Rudolf Steiner, fondatore dell’Antroposofia, affrontò molto spesso il tema della volontà, spiegando ad esempio come ad ogni atto volitivo corrisponda una conseguenza nel futuro. Secondo Steiner ogni azione di volontà (un fatto, un gesto, una parola) non manifesta l’effetto nell’immediato presente ma si comporta come un seme, il quale solo in futuro porterà alla creazione di una pianta. Ci si riferisce ad un futuro molto lontano nel tempo, non visibile in una singola incarnazione, che ci impedisce, quindi, nel corso della vita, di comprendere realmente la portata delle nostre opere.

Cosa fare per fortificare la nostra volontà? Steiner consiglia due esercizi molto semplici ma densi di significato. Il primo, la visione retrospettiva, consiste nel ripercorrere, alla sera, con la mente lucida, tutta la giornata al contrario, dal momento in cui siamo entrati nel letto, tornando indietro con ordine fino al risveglio mattutino.

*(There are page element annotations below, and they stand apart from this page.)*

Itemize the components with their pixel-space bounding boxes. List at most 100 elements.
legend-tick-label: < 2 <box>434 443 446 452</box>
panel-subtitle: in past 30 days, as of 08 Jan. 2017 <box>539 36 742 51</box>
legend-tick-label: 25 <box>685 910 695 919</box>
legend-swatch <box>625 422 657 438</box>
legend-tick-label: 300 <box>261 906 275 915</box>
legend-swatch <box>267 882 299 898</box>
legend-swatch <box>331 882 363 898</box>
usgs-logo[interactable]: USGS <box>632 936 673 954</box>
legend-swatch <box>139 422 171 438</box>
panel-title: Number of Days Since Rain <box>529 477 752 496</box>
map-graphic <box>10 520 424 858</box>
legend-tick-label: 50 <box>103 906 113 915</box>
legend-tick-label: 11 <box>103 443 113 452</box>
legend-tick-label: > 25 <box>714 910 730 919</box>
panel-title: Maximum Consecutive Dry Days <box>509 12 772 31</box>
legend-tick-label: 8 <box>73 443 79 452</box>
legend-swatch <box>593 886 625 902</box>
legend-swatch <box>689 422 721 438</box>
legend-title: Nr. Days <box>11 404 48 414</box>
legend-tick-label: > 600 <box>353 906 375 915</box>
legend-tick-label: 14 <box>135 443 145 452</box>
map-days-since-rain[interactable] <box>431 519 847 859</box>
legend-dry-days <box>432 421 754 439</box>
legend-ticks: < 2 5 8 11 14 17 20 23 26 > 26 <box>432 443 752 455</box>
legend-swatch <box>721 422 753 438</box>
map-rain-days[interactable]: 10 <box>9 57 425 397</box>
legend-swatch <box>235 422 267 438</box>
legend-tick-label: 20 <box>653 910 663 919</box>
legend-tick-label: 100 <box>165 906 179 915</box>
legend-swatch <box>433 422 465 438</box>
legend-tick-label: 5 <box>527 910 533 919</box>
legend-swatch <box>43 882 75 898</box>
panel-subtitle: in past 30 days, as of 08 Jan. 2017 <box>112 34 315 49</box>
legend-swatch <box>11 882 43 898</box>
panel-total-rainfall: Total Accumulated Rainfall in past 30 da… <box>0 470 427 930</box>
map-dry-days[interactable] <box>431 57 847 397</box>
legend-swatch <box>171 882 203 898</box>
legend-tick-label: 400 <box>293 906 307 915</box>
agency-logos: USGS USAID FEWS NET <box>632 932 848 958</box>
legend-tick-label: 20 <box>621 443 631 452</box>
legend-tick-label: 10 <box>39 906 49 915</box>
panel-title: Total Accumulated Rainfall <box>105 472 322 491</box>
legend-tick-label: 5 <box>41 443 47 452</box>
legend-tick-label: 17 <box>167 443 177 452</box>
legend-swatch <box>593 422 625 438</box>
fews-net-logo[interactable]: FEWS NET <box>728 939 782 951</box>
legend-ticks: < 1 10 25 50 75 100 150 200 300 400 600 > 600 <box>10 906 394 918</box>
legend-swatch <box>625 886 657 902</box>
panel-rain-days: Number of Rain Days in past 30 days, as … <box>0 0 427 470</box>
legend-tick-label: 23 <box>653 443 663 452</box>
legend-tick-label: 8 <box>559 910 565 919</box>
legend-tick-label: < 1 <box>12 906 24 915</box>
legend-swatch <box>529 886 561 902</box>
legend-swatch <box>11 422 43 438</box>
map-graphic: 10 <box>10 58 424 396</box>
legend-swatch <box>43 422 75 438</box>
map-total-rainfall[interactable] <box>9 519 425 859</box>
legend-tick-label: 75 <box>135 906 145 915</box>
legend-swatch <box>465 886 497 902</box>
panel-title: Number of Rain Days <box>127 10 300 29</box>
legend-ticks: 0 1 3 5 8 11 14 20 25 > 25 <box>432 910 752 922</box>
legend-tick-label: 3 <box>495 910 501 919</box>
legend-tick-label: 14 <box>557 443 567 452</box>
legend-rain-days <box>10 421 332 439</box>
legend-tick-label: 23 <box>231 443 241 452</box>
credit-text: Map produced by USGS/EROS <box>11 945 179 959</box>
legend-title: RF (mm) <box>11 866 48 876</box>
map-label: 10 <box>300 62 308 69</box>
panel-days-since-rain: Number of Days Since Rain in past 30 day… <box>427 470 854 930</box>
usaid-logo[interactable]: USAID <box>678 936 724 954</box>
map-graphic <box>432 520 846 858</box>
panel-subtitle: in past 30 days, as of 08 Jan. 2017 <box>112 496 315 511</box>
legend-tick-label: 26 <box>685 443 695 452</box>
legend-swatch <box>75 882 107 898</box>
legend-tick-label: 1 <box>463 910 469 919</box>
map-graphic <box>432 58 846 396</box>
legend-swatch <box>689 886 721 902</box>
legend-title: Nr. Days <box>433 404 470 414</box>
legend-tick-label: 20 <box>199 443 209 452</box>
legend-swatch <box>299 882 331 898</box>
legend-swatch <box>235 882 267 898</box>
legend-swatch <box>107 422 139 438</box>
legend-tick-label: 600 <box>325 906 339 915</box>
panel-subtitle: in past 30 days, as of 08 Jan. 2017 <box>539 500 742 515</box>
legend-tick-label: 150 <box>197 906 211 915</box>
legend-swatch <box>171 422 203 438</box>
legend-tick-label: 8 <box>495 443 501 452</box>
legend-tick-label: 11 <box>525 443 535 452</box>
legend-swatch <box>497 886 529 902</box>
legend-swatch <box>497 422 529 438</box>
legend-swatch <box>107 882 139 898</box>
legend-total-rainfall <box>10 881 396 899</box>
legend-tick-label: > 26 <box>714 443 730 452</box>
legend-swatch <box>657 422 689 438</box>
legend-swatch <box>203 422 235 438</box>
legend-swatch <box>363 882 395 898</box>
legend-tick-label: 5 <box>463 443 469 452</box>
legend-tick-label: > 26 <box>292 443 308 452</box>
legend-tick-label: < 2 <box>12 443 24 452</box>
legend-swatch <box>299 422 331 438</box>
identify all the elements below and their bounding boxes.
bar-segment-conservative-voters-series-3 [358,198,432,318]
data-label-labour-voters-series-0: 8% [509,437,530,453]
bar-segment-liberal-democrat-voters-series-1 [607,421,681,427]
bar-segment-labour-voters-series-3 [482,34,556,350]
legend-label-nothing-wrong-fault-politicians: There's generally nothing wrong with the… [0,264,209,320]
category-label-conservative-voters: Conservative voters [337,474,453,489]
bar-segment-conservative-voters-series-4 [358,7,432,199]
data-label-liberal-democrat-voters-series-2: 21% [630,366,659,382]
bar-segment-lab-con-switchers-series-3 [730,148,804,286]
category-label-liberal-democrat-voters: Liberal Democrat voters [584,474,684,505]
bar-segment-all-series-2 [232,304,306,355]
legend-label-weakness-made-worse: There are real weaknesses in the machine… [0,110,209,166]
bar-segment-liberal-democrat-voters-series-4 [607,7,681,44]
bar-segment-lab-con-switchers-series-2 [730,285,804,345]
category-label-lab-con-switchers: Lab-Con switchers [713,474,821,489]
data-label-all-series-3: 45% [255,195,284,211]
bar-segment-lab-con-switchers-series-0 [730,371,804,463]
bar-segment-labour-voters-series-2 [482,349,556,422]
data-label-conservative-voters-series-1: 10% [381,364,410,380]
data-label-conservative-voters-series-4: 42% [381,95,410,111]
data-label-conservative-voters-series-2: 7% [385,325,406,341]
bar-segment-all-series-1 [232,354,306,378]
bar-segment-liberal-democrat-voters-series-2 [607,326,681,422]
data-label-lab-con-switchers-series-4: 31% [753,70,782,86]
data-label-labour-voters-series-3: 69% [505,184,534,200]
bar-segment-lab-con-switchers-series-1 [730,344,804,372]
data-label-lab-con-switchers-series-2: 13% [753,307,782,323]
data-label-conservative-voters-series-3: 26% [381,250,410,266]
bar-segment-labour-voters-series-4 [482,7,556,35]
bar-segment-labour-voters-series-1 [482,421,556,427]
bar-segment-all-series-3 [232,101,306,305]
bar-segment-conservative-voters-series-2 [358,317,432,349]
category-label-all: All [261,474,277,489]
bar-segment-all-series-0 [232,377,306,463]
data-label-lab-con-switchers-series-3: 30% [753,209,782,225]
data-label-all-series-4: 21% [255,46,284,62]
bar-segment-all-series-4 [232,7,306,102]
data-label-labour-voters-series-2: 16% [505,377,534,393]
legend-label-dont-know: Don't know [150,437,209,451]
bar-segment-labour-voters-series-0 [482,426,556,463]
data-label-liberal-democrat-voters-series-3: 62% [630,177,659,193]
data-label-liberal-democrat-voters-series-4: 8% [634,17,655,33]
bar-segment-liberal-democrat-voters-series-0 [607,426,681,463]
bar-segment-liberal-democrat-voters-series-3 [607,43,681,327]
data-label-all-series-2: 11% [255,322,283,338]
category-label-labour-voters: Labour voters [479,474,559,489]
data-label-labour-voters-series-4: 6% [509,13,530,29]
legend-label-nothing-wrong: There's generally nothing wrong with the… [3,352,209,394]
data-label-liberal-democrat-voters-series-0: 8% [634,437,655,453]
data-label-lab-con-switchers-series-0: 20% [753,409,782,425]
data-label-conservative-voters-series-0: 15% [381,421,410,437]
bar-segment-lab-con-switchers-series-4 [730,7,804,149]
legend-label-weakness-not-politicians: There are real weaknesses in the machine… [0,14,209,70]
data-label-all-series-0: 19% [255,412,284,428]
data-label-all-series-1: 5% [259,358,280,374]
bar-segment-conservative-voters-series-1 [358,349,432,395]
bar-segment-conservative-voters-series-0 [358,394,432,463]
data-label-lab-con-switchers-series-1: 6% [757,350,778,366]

Attraverso questa pratica ci si svincola dal corso esteriore della vita e dalle coordinate temporali e si rafforza la volontà.

Il secondo esercizio prevede il compiere ogni giorno, alla stessa ora, un gesto insignificante. Potrebbe essere qualcosa di molto semplice, come l’aprire e il richiudere uno sportello, il toccarsi una parte del corpo, lo spostare una sedia … Non è importante l’azione in sé ma la sua ripetizione per quel periodo di tempo esattamente alla stessa ora, onorando l’impegno preso con se stessi.

Sì perché c’è una legge del mondo divino secondo la quale ogni volta che ci prefiggiamo qualcosa e poi non la portiamo a termine, perdiamo consistenza spirituale e autorevolezza nel cosmo. Ogni volta che ragioniamo su qualcosa, che decidiamo cosa e come farla e poi non la facciamo, contribuiamo a distruggere la nostra volontà. Tutte le volte che non onoriamo le promesse volitive fatte a noi stessi, perdiamo progressivamente forza e ci indeboliamo sempre di più.

Forse nel momento presente tutto questo non sembra così importante ma ricordiamoci che la volontà è il germe del futuro. Preserviamola!